La reprise de la coopération militaire en mai, la réouverture du consulat général de Belgique à Lubumbashi, la relance de la coopération bilatérale par l’agence d’exécution Enabel, ou encore le retour du Centre européen des visas (CEV), qui a pris le relais de la Maison Schengen, sont autant de signaux positifs que la visite du chef de l’État cherchera à confirmer avant de se rendre à New-York pour l’Assemblée générale des Nations unies, qui débute le 17 septembre.


Un dossier embarrassant

Selon les médias belges L’Echo et De Tijd, une enquête préliminaire a été ouverte par le parquet sur Didier Reynders pour des soupçons de pots-de-vin dans le cadre de plusieurs marchés publics tel que la construction de l’ambassade de Belgique à Kinshasa.

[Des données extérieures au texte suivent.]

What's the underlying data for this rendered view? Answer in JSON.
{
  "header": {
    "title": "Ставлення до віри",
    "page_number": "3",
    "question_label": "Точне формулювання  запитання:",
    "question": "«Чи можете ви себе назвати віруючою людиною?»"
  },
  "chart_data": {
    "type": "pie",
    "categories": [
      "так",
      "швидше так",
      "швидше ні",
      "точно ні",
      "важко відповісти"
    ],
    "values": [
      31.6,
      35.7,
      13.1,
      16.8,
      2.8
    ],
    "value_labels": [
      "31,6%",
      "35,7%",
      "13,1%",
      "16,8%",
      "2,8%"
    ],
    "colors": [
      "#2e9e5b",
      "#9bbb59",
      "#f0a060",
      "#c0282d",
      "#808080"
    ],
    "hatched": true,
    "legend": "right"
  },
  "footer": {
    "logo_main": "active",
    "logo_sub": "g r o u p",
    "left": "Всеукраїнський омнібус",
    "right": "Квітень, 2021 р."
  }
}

Selon les deux journaux, un ex-agent de la Sûreté de l’État s’est rendu en avril dernier à la police judiciaire fédérale pour lui communiquer une série d’allégations de corruption et de blanchiment impliquant le vice-Premier ministre, ministre des Affaires étrangères et de la Défense belge. Le ministre a depuis démenti par la voix de ses avocats.